Chandru wrote:
The machine is a ppc64 box with a RHEL5.1 based SMP kernel. nr_cpus
is
equal to '2' in get_idle_threads() , but the system actually has 14 cpus
and 12 of them were offline when a vmcore was collected. The
kt->__per_cpu_offset[12 & 13 ] have per cpu offset values where as
kt->__per_cpu_offset[0 to 11] = 0. I changed kt->__per_cpu_offset[i]
in ppc64_paca_init() to kt->__per_cpu_offset[cpus] and that started
crash. But backtrace 'bt' exited with segmentation fault . Looking
further the code in get_netdump_regs_ppc64()
if (nd->num_prstatus_notes > 1)
{
note = (Elf64_Nhdr *)
nd->nt_prstatus_percpu[bt->tc->processor];
}
had bt->tc->processor as '12'. I changed it to '0' and that gave
the
backtrace.
Regards,
Chandru
Chandru,
I can reproduce the "idle-task" initialization-time failure on a
4-cpu ppc64 by offlining cpus 0 and 1. That can be fixed fairly trivially
in ppc64_paca_init() by checking the cpu_present_map instead of the
cpu_online_map. So this hack should get you to a prompt:
# diff ppc64.c.orig ppc64.c
2400c2400
< readmem(symbol_value("cpu_online_map"), KVADDR,
&cpu_online_map[0],
---
readmem(symbol_value("cpu_present_map"), KVADDR,
&cpu_online_map[0],
#
With respect to the "bt" failure, that will take a bit of tinkering.

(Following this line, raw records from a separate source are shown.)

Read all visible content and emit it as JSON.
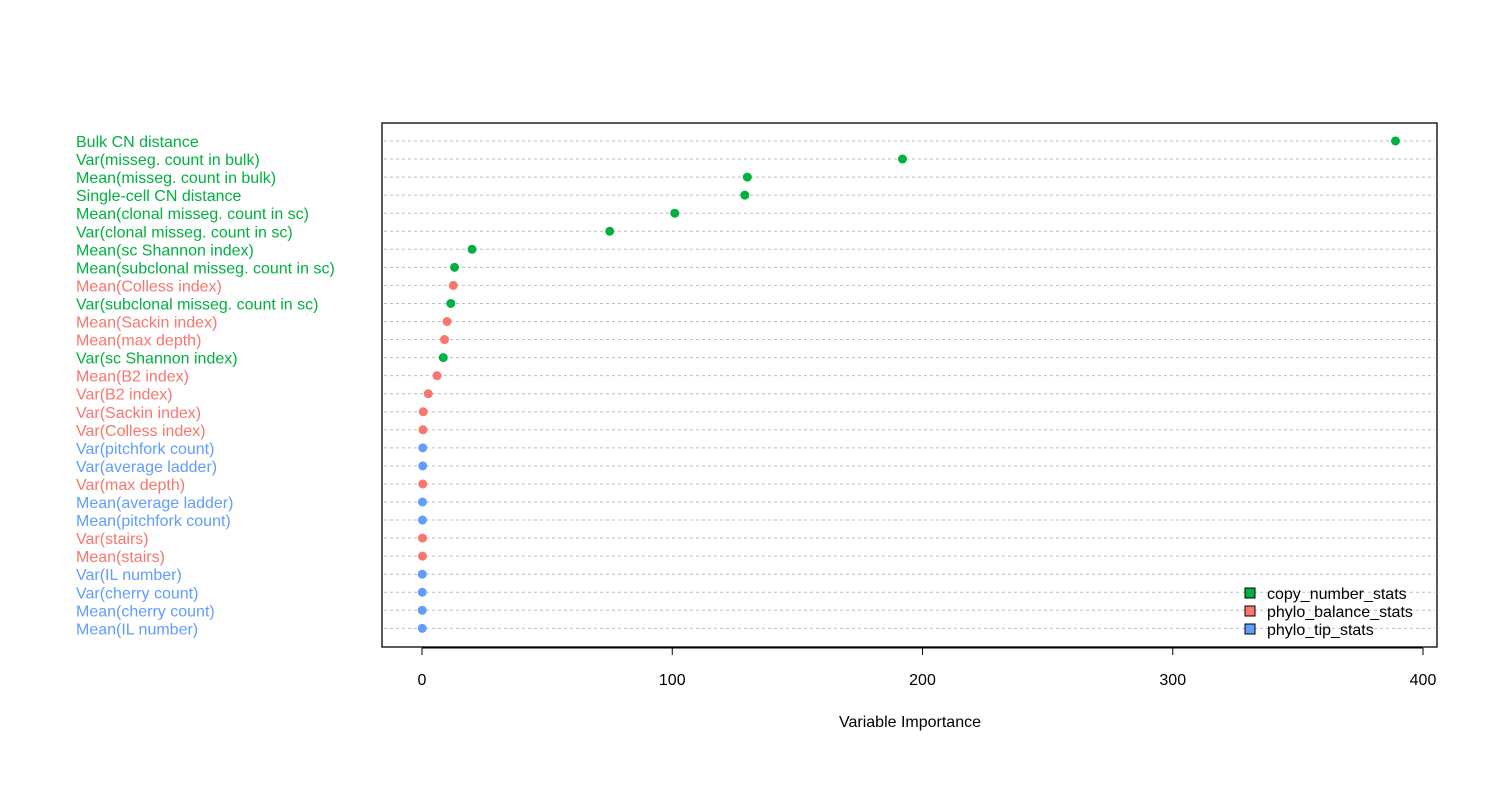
{
  "chart_data": {
    "type": "scatter",
    "title": "",
    "xlabel": "Variable Importance",
    "ylabel": "",
    "xlim": [
      -15,
      405
    ],
    "xticks": [
      0,
      100,
      200,
      300,
      400
    ],
    "grid": "horizontal dashed",
    "legend_position": "bottom-right",
    "groups": {
      "copy_number_stats": "#00B140",
      "phylo_balance_stats": "#F8766D",
      "phylo_tip_stats": "#619CFF"
    },
    "legend": [
      {
        "label": "copy_number_stats",
        "color": "#00B140"
      },
      {
        "label": "phylo_balance_stats",
        "color": "#F8766D"
      },
      {
        "label": "phylo_tip_stats",
        "color": "#619CFF"
      }
    ],
    "points": [
      {
        "label": "Bulk CN distance",
        "value": 389,
        "group": "copy_number_stats"
      },
      {
        "label": "Var(misseg. count in bulk)",
        "value": 192,
        "group": "copy_number_stats"
      },
      {
        "label": "Mean(misseg. count in bulk)",
        "value": 130,
        "group": "copy_number_stats"
      },
      {
        "label": "Single-cell CN distance",
        "value": 129,
        "group": "copy_number_stats"
      },
      {
        "label": "Mean(clonal misseg. count in sc)",
        "value": 101,
        "group": "copy_number_stats"
      },
      {
        "label": "Var(clonal misseg. count in sc)",
        "value": 75,
        "group": "copy_number_stats"
      },
      {
        "label": "Mean(sc Shannon index)",
        "value": 20,
        "group": "copy_number_stats"
      },
      {
        "label": "Mean(subclonal misseg. count in sc)",
        "value": 13,
        "group": "copy_number_stats"
      },
      {
        "label": "Mean(Colless index)",
        "value": 12.5,
        "group": "phylo_balance_stats"
      },
      {
        "label": "Var(subclonal misseg. count in sc)",
        "value": 11.5,
        "group": "copy_number_stats"
      },
      {
        "label": "Mean(Sackin index)",
        "value": 10,
        "group": "phylo_balance_stats"
      },
      {
        "label": "Mean(max depth)",
        "value": 9,
        "group": "phylo_balance_stats"
      },
      {
        "label": "Var(sc Shannon index)",
        "value": 8.5,
        "group": "copy_number_stats"
      },
      {
        "label": "Mean(B2 index)",
        "value": 6,
        "group": "phylo_balance_stats"
      },
      {
        "label": "Var(B2 index)",
        "value": 2.5,
        "group": "phylo_balance_stats"
      },
      {
        "label": "Var(Sackin index)",
        "value": 0.5,
        "group": "phylo_balance_stats"
      },
      {
        "label": "Var(Colless index)",
        "value": 0.4,
        "group": "phylo_balance_stats"
      },
      {
        "label": "Var(pitchfork count)",
        "value": 0.3,
        "group": "phylo_tip_stats"
      },
      {
        "label": "Var(average ladder)",
        "value": 0.3,
        "group": "phylo_tip_stats"
      },
      {
        "label": "Var(max depth)",
        "value": 0.3,
        "group": "phylo_balance_stats"
      },
      {
        "label": "Mean(average ladder)",
        "value": 0.2,
        "group": "phylo_tip_stats"
      },
      {
        "label": "Mean(pitchfork count)",
        "value": 0.2,
        "group": "phylo_tip_stats"
      },
      {
        "label": "Var(stairs)",
        "value": 0.2,
        "group": "phylo_balance_stats"
      },
      {
        "label": "Mean(stairs)",
        "value": 0.2,
        "group": "phylo_balance_stats"
      },
      {
        "label": "Var(IL number)",
        "value": 0.1,
        "group": "phylo_tip_stats"
      },
      {
        "label": "Var(cherry count)",
        "value": 0.1,
        "group": "phylo_tip_stats"
      },
      {
        "label": "Mean(cherry count)",
        "value": 0.1,
        "group": "phylo_tip_stats"
      },
      {
        "label": "Mean(IL number)",
        "value": 0.1,
        "group": "phylo_tip_stats"
      }
    ]
  }
}
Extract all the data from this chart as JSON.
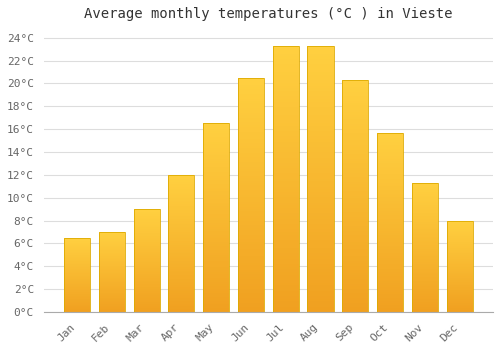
{
  "title": "Average monthly temperatures (°C ) in Vieste",
  "months": [
    "Jan",
    "Feb",
    "Mar",
    "Apr",
    "May",
    "Jun",
    "Jul",
    "Aug",
    "Sep",
    "Oct",
    "Nov",
    "Dec"
  ],
  "values": [
    6.5,
    7.0,
    9.0,
    12.0,
    16.5,
    20.5,
    23.3,
    23.3,
    20.3,
    15.7,
    11.3,
    8.0
  ],
  "bar_color_top": "#FFD040",
  "bar_color_bottom": "#F0A020",
  "bar_edge_color": "#DDAA00",
  "background_color": "#FFFFFF",
  "grid_color": "#DDDDDD",
  "text_color": "#666666",
  "ylim": [
    0,
    25
  ],
  "ytick_step": 2,
  "title_fontsize": 10,
  "tick_fontsize": 8,
  "figsize": [
    5.0,
    3.5
  ],
  "dpi": 100
}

When kdump collects NT_PRSTATUS segments, it only does it for
online cpus. So in your case, there would be 2 NT_PRSTATUS notes,
one each for cpu 12 and cpu 13. That being the case, get_netdump_regs_ppc64()
would have to be modified to pick the proper one, given that the
processor number will be 12 or 13, and that would have to mapped
to the associated "online index" of NT_PRSTATUS notes. That could
get ugly. There is an elf_prstatus.ppid field that could be matched
against the incoming "bt" task pid, although there could be multiple
pid 0's, so that probably is not the best answer. I'm not sure
what is the best way to go here.
So again, I prefer not to tinker with the ppc64-specific code base
in crash, and have always deferred it back to the author (haren).
If he is not available, can you find out who in IBM is the proper
person to run this by?
Thanks,
Dave